In a freestanding mixer with the paddle attachment, cream together the butter, coconut oil and sugars until smooth.
Sift the flours, bicarbonate of soda, baking powder, cocoa and salt into a large bowl.
In a jug beat the eggs with the vanilla before adding to the butter/sugar and mix until well combined.
Add the wet ingredients to the dry ingredients and stir with a large wooden spoon until combined.
Make large 1/8th cup sized mounds of dough and divide between the baking sheets, leaving plenty of space between each to allow for spreading. I get a yield of 18 cookies.
Press your M&M’s® into each mound of cookie dough. They’ll look a little crowded right now but as the cookie spreads the M&M’s® will travel with them and spread out evenly as if by magic!

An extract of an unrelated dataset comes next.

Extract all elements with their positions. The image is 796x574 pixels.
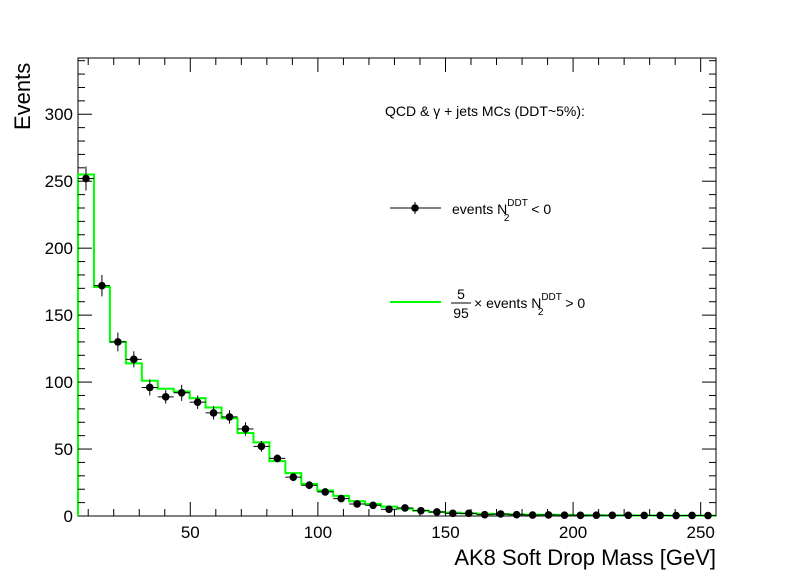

Bake for 10-12 minutes then transfer to a wire rack to cool.
Trivia
M&M’s® are manufactured by Mars Incorporated. They were first produced in the USA in 1941 but are now sold in over a hundred countries. The candy coating was a solution to helping US soldiers to carry chocolate without it melting, as reflected by the company’s longest-lasting advertisement slogan: “Melts in your mouth, not in your hand.”